It’s hard to find the words to accurately paint a picture of just how intense Varanasi really is. As the country’s holiest city, Varanasi is definitely India at it’s most unashamedly Indian and highlights just how much you can love and hate this country at the same time. In any case, it was certainly a fitting city to spend our last few days in India.
We arrived in Varanasi after a very delayed, very long train trip from Rishikesh and found ourselves in a tuk tuk battling the crowds who were out in force to celebrate the a festival called Dashain. Apparently 20 million people came to Varanasi to celebrate the festival, which obviously added to the intensity of this already overcrowded city.
We found a hotel and then moved again the next morning as the bed was the worst on our travels yet- we put down all of our blankets and some yoga mats and it was still as though we were lying on concrete slabs. That day we took a short walking tour with Gopal, one of the workers at our new hotel who looked constantly stoned and has red teeth from all the paan (tobacco) that most Indian men are constantly sucking.
Gopal took us down to the Ganga (River Ganges), India’s most beloved, holiest river that is the source of life for all Indians that draws hundreds of millions of people to it every year. Many people live their lives to die in Varanasi and be cremated next to the Ganga and many people come to this city to await their deaths, only to wait another few decades. Gopal knew one lady who came to Varanasi to die and is still waiting 35 years later.
The scenes that we saw down at the Ganga are some of the most intense I have seen in all my years traveling. People come to bathe daily, washing themselves, dunking themselves in the river, gargling and drinking the water while someone else goes to the bathroom 2 meters away and herds of buffalo sit calmly next to them, almost fully submerged in the water to escape the intense heat. Not 50 meters away, you can see bodies of faithful Indians being cremated 24 hours a day at the burning Ghat. Wood is piled up by the Untouchables, India’s lowest ranks of a still very prevalent caste system, while the body of the dead wrapped in white cloth and bright metallic material, is carried down to the river by male family members chanting prayers. After being washed in the Ganga one last time, the body is placed on the wood and sprinkled with sandalwood to mask the smell, then being set alight after the family says their prayers and watches, along with any other spectator, as the body burns. The Untouchables make sure the body is burning properly, poking it back into the fire with a long stick and keeping the fire burning while opportunistic dogs scavenge around in search of a bone.

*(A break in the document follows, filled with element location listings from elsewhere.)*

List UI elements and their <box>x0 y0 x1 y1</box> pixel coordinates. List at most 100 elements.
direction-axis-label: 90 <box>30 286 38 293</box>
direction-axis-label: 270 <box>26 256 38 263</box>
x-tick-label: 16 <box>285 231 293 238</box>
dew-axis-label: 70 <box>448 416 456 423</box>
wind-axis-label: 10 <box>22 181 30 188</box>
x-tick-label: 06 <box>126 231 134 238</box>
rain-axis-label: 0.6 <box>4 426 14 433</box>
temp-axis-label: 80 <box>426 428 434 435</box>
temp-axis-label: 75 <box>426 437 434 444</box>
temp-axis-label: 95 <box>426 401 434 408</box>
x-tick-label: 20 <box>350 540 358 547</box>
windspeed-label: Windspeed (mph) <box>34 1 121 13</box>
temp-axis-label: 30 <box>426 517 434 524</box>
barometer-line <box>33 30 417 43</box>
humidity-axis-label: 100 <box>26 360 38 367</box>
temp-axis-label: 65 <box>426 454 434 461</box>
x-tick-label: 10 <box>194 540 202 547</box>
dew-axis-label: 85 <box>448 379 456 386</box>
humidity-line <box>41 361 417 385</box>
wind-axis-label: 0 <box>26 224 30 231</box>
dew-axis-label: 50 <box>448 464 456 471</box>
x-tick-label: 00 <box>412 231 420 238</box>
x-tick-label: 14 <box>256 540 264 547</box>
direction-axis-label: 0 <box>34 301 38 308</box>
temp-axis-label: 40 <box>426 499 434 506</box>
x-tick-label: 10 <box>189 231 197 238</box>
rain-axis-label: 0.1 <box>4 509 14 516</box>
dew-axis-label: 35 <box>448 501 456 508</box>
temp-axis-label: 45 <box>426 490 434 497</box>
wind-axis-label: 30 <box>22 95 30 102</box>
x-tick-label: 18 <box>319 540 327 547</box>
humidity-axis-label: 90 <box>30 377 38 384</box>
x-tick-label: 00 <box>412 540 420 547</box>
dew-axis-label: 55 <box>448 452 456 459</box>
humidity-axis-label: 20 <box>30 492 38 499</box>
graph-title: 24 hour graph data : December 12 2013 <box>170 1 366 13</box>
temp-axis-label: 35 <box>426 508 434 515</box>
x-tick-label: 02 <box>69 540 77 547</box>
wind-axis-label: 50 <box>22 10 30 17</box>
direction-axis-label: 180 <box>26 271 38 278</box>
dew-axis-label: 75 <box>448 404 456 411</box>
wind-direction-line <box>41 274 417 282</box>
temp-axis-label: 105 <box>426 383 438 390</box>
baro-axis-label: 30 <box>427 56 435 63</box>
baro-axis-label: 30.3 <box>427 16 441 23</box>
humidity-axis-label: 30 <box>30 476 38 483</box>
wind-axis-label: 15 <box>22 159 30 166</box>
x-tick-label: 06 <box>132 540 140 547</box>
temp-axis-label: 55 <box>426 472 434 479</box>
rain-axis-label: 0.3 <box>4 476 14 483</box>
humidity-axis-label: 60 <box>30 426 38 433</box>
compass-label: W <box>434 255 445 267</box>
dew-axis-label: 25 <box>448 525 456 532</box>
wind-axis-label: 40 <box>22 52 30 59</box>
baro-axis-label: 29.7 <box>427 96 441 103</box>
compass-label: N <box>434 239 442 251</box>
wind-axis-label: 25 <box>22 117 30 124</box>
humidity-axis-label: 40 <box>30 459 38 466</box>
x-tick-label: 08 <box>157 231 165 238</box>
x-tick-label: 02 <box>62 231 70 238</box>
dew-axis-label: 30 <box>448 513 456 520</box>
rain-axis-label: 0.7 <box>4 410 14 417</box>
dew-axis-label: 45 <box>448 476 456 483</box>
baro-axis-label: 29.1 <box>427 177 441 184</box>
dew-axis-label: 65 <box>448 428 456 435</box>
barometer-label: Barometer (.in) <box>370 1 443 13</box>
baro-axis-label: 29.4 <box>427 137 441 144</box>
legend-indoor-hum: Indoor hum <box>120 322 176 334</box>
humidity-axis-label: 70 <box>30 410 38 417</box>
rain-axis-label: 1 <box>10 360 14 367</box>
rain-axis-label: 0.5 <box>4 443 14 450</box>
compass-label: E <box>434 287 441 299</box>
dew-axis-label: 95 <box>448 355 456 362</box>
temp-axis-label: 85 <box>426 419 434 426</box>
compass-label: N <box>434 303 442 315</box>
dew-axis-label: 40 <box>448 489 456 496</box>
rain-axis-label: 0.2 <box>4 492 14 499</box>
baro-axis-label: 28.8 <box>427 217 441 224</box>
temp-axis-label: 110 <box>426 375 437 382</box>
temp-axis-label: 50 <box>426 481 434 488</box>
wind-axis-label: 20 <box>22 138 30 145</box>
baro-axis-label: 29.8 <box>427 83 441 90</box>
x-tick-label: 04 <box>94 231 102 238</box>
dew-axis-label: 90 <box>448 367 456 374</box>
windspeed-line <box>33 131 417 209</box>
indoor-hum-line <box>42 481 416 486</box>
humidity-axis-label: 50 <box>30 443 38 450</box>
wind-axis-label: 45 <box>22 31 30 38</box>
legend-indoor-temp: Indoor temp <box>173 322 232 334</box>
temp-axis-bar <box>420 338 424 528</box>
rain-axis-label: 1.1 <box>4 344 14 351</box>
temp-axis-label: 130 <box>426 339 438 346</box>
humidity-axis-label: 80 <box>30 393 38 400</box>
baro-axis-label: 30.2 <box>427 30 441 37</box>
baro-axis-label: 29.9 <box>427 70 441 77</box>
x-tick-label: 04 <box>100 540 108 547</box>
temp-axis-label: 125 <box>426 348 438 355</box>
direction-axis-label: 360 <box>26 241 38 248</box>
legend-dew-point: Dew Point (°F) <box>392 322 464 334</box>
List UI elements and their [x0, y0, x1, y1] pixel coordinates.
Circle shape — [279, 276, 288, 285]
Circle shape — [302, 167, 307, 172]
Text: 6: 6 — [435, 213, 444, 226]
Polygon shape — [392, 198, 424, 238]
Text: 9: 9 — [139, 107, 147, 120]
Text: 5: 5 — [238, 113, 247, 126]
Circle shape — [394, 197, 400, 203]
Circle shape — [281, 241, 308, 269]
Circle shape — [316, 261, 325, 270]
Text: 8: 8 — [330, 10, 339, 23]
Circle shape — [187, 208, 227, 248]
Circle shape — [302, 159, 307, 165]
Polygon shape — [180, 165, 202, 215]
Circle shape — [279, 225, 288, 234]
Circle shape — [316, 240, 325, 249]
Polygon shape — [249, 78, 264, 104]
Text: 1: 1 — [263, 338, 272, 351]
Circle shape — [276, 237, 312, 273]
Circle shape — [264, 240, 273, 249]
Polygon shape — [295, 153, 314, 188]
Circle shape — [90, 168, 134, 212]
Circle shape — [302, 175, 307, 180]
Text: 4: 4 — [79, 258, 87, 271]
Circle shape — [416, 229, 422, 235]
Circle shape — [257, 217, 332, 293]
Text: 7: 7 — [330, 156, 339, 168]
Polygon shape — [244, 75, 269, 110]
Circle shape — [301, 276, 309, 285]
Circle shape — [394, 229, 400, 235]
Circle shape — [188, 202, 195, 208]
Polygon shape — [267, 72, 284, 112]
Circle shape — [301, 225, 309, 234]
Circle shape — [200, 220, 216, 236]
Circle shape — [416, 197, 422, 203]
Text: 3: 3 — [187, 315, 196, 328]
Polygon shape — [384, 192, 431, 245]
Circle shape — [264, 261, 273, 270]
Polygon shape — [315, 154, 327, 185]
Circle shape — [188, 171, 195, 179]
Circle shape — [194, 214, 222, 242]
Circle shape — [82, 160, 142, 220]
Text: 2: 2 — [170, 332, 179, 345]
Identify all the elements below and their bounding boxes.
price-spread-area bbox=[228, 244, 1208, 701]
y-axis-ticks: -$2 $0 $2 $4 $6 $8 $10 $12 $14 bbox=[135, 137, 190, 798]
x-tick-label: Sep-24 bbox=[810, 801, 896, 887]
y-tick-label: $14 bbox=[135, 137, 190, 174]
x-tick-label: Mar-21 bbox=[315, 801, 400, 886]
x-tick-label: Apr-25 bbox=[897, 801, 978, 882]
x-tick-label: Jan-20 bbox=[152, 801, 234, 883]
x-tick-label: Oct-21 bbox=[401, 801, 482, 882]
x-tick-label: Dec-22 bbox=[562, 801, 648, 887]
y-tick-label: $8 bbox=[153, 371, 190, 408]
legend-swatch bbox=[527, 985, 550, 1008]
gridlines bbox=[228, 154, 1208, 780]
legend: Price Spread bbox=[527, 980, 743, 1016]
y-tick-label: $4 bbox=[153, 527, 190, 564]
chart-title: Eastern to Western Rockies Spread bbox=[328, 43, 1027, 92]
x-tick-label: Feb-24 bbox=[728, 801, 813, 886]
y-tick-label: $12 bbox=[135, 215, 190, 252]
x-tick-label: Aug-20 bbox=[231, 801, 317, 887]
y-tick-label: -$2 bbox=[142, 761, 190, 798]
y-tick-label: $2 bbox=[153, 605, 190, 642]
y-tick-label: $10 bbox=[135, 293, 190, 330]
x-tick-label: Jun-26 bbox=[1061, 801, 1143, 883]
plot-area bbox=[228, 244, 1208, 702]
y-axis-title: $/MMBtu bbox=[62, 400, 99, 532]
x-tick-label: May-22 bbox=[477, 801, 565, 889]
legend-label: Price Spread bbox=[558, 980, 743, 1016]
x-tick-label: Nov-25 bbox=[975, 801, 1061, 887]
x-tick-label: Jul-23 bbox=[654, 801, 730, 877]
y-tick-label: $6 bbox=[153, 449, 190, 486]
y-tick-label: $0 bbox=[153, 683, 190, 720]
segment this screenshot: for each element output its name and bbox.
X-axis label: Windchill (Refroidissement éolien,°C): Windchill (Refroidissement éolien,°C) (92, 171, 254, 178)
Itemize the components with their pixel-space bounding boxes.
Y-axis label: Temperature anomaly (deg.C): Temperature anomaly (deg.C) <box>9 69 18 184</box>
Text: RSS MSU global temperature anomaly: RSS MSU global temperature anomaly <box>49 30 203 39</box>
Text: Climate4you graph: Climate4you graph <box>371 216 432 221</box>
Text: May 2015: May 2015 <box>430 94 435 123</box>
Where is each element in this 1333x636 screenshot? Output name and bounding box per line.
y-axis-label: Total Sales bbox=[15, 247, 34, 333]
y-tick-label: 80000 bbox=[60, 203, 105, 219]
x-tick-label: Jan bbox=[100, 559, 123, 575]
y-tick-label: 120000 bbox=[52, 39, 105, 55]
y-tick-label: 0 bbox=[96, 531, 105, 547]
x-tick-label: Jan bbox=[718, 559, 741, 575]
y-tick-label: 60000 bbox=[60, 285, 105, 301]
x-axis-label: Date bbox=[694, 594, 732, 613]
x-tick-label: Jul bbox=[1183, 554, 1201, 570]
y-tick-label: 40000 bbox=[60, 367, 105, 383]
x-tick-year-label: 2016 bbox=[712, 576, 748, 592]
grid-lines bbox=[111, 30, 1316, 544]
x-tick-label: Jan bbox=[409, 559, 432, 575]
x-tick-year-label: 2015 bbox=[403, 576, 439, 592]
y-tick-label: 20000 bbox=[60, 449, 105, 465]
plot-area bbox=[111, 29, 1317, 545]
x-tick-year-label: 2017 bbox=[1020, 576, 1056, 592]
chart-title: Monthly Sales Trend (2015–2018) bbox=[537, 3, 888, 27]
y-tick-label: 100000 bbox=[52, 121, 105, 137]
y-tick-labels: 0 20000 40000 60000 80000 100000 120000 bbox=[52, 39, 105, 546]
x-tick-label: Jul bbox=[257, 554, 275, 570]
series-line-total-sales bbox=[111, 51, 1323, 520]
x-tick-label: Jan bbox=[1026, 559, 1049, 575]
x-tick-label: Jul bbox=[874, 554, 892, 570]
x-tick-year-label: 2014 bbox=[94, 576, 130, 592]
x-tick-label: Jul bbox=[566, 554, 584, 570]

Once the fire is out after a few hours, the Untouchables gather the ashes to find the chest bone (male) and pelvis (female) that they then throw into the river. The ashes pile up on the shore of the river, and are sifted through in search of silver and gold teeth fillings, as well as womens’ jewellery that the Untouchables are then allowed to sell. In the mean time, the male family members of the dead shave their heads and bathe in the river next to the cremation point.
Not all bodies are burned – Sadhus, pregnant women, children under 12, lepers, people who have been bitten by a cobra and cows are already considered pure. Instead, these bodies are tide to a large rock and simply dumped in the middle of the river, about 30 meters from the shore. Though we thankfully didn’t see any, apparently these bodies often float to the top and then to the east side of the river where they are feed for many birds and dogs. Circle of life, I guess. You would imagine that there are some extreme health issues raised from all of this activity going on in the one river at the same time, but the locals will swear that it’s mind over matter and the Ganga is the source of life, not sickness.
We took a boat ride for sunset and saw a ceremony that happens everyday by the river – it seems everyone had the same idea as us as we were surrounded by boats filled with Indian families and tourists. We also took a stroll through the tiny little streets that lead down to the river which, like many indian cities, were packed full of people, touts, motobikes, goats, cows, shops, chaiwallas – absolute chaos. We saw our first fight between two bulls that ended up knocking over and trampling about 6 motorbikes while terrified Indians jumped out of the way of where we were standing not 30 seconds before.
One of the days of Dashain, animals are slaughtered for the purpose of both sacrifices and feasts which, in a city as big as Varanasi, is a LOT of animals. Unbeknown to us, this happens on one of the main streets where we decided to walk one day and I almost slipped over from the layer of blood and innards that lay on the ground. The next day was cleanup day and, once again with impeccable timing, we got caught in a traffic jam caused by the tractor scooping up all of the remains to be taken and burned somewhere. Not the most pleasant experience.
The owner of the hotel we were staying in was very correct in saying that “India is like LSD – you can have a bad trip and you can have a good trip, but at least you’re having a trip”. Too true – we had great times in India and we had some times where I just wanted jump on a plane and get out as fast as possible, but it was certainly an experience we’ll never forget. Just over two months to the day since we arrived, we were happy to cross the border to Nepal to start a new chapter of the adventure.